A Sé Catedral não foi a primeira igreja em Lourenço Marques. A primeira foi a também chamada Igreja de Nossa Senhora da Conceição, que se pode ver num postal de AW Bayly, também chamada Igreja Paroquial, edificada em meados da década de 1880 (mais ou menos a mesma altura em que foi edificada a Mesquita da Baixa) e que existiu onde hoje está a monumental sede do Rádio Clube de Moçambique (aka Rádio Moçambique). Foi demolida enquanto a Sé Catedral estava a ser construída. Gerações de habitantes da Cidade foram baptizados, casados e homenageados na morte nesse local, sendo os seus registos transferidos para a nova estrutura.

08/12/2023

O FERIADO DA IMACULADA CONCEIÇÃO EM PORTUGAL EM 8 DE DEZEMBRO

Imagem retocada.

A cúpula da Igreja de Santo António da Polana em Lourenço Marques, iluminada pelo sol, onde, solenemente, eu fiz a Primeira (e última) Comunhão da Igreja Católica na manhã de Domingo, dia 8 de Dezembro de 1968, Feriado da Imaculada Conceição, Padroeira de Portugal e de Lourenço Marques. A Sé Catedral de Lourenço Marques foi e está consagrada a Nossa Senhora da Conceição. O presídio de Lourenço Marques, que deu origem à capital de Moçambique, depois “fortaleza”, tinha o nome formal de “Fortaleza de Nossa Senhora da Conceição” e a primeira igreja católica construída em Lourenço Marques (no local onde hoje está a sede do antigo Rádio Clube de Moçambique, demolida na década de 1930) tinha o nome de “Igreja Paroquial de Nossa Senhora da Conceição”.

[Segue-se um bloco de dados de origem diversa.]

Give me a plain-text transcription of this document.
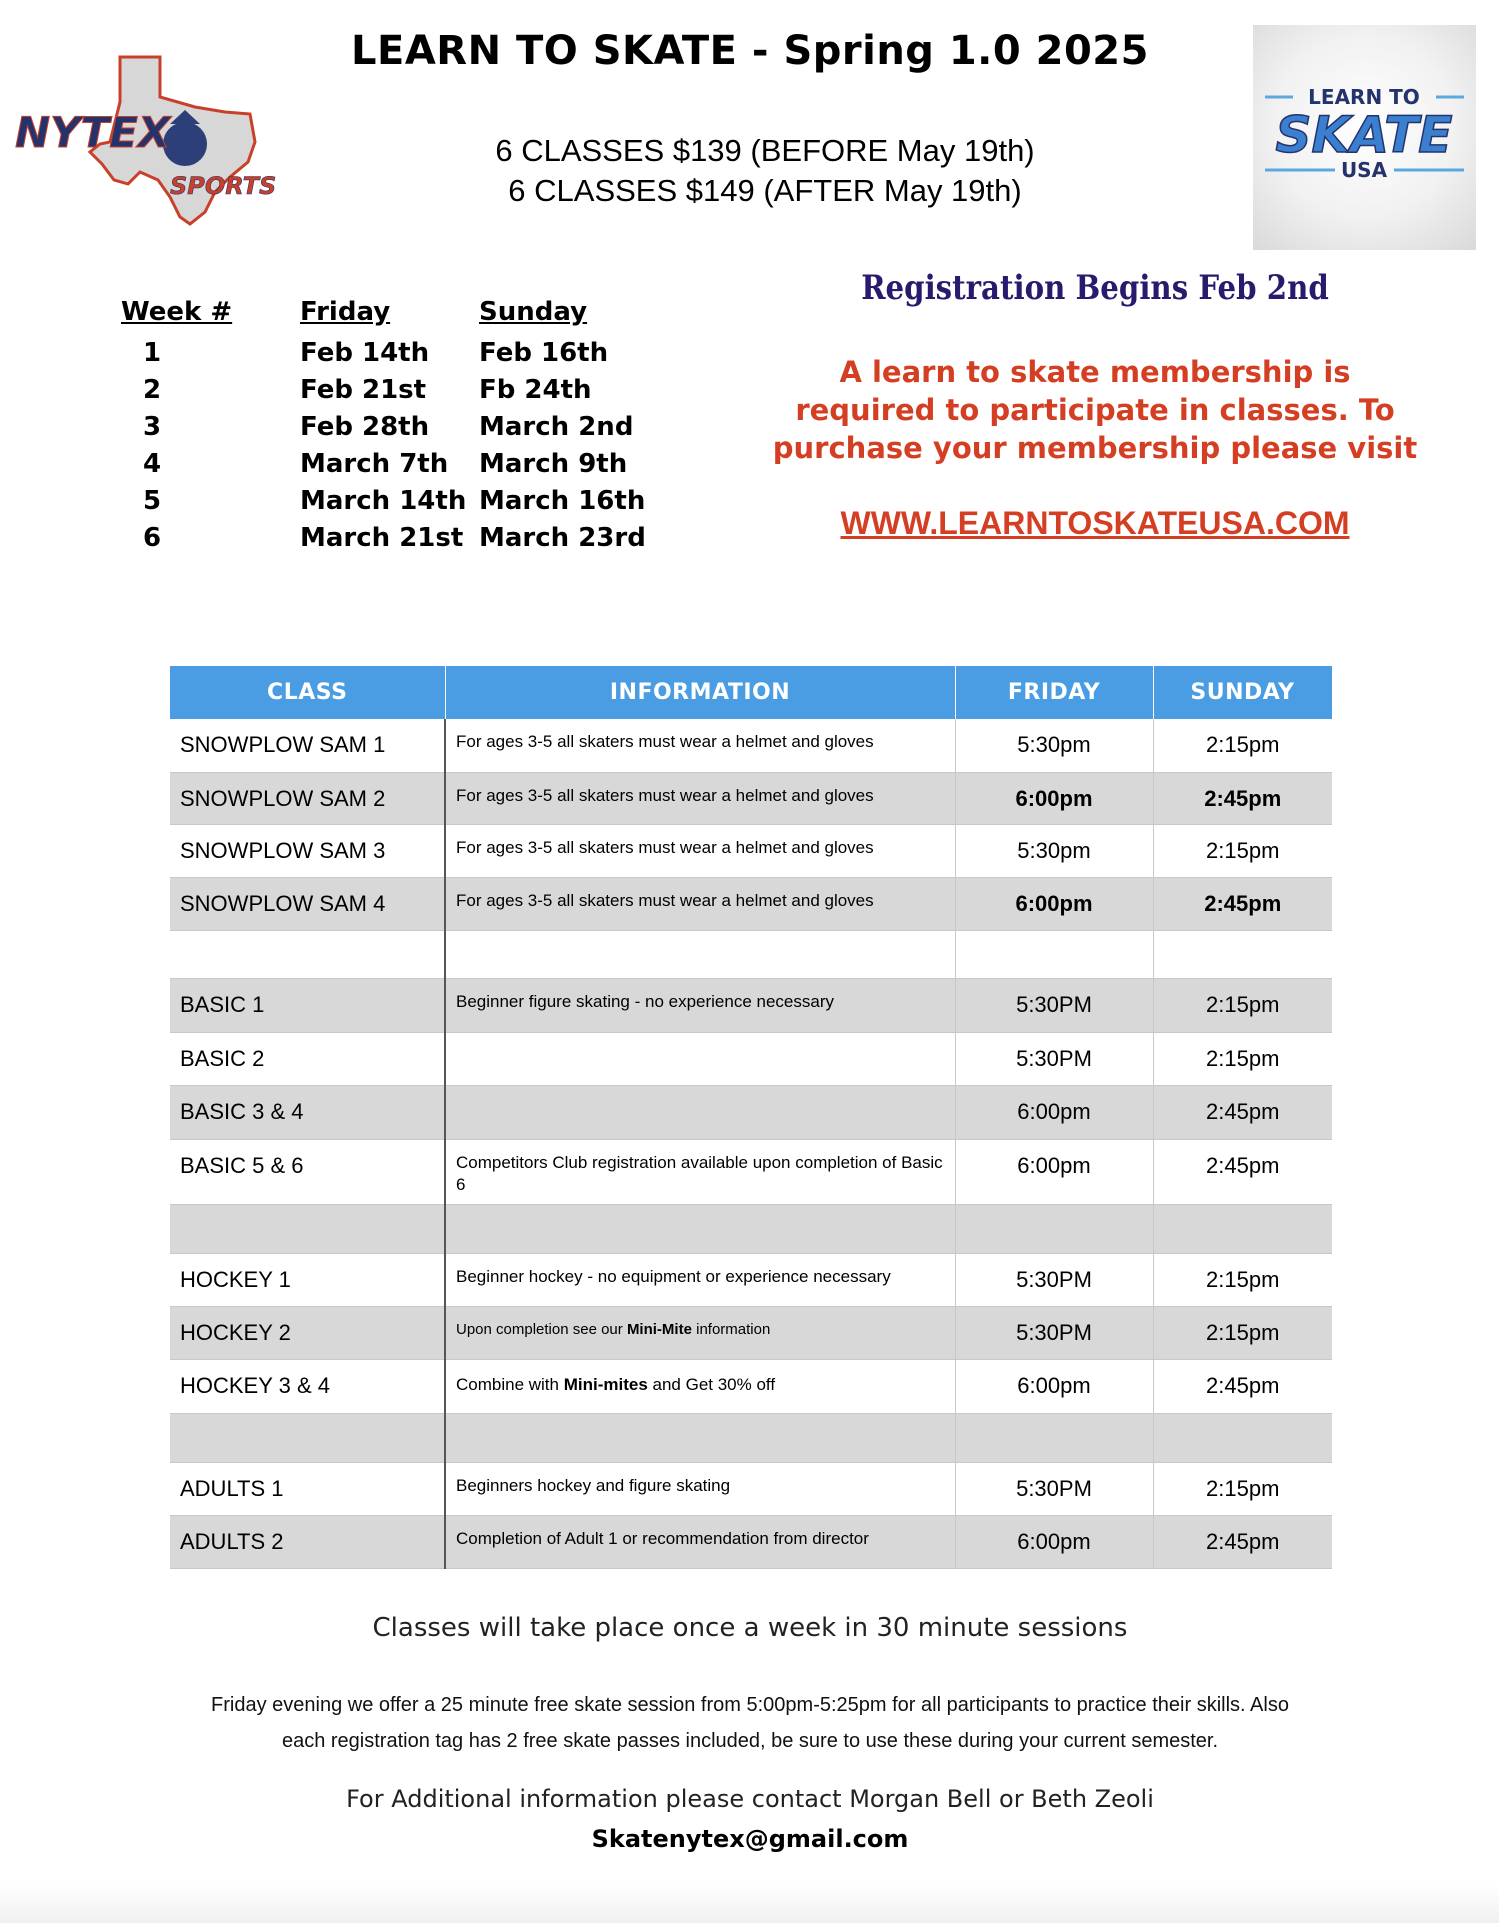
LEARN TO SKATE - Spring 1.0 2025
6 CLASSES $139 (BEFORE May 19th)
6 CLASSES $149 (AFTER May 19th)
NYTEX
SPORTS
LEARN TO
SKATE
USA
Week #	Friday	Sunday
1	Feb 14th Feb 16th
2	Feb 21st Fb 24th
3	Feb 28th March 2nd
4	March 7th March 9th
5	March 14th March 16th
6	March 21st March 23rd
Registration Begins Feb 2nd
A learn to skate membership is
required to participate in classes. To
purchase your membership please visit
WWW.LEARNTOSKATEUSA.COM
CLASS	INFORMATION	FRIDAY	SUNDAY
SNOWPLOW SAM 1	For ages 3-5 all skaters must wear a helmet and gloves	5:30pm	2:15pm
SNOWPLOW SAM 2	For ages 3-5 all skaters must wear a helmet and gloves	6:00pm	2:45pm
SNOWPLOW SAM 3	For ages 3-5 all skaters must wear a helmet and gloves	5:30pm	2:15pm
SNOWPLOW SAM 4	For ages 3-5 all skaters must wear a helmet and gloves	6:00pm	2:45pm

BASIC 1	Beginner figure skating - no experience necessary	5:30PM	2:15pm
BASIC 2		5:30PM	2:15pm
BASIC 3 & 4		6:00pm	2:45pm
BASIC 5 & 6	Competitors Club registration available upon completion of Basic 6	6:00pm	2:45pm

HOCKEY 1	Beginner hockey - no equipment or experience necessary	5:30PM	2:15pm
HOCKEY 2	Upon completion see our Mini-Mite information	5:30PM	2:15pm
HOCKEY 3 & 4	Combine with Mini-mites and Get 30% off	6:00pm	2:45pm

ADULTS 1	Beginners hockey and figure skating	5:30PM	2:15pm
ADULTS 2	Completion of Adult 1 or recommendation from director	6:00pm	2:45pm
Classes will take place once a week in 30 minute sessions
Friday evening we offer a 25 minute free skate session from 5:00pm-5:25pm for all participants to practice their skills. Also
each registration tag has 2 free skate passes included, be sure to use these during your current semester.
For Additional information please contact Morgan Bell or Beth Zeoli
Skatenytex@gmail.com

Hoje é feriado nacional em Portugal, celebrando a chamada Imaculada Conceição. O que é e de onde veio esta celebração nacional?

Segundo um texto da Câmara Municipal de Penaguião que consultei (e editei), Nossa Senhora da Conceição foi a Mãe de Jesus Cristo:

O dia invoca a vida e a virtude de Virgem Maria, mãe de Jesus, concebida sem mácula, ou seja, sem marca do pecado original, o que recebeu o estatuto de dogma católico pelo Papa Pio IX no dia 8 de dezembro de 1854 (ou seja, passa a ser considerado assim pela Igreja e não se pode questionar). Assim, tem origem a celebração dessa comemoração, que é uma data de grande significado para a Igreja Católica.

A imaculada conceição é um dos chamados quatro dogmas marianos. Os outros três são que ela é a Mãe de Deus, a Perpétua Virgindade (pois) e a Assunção.

Antes de ter sido considerado um dogma, a celebração da data pelos Católicos já havia sido decretada em 1476 pelo Papa Sisto IV.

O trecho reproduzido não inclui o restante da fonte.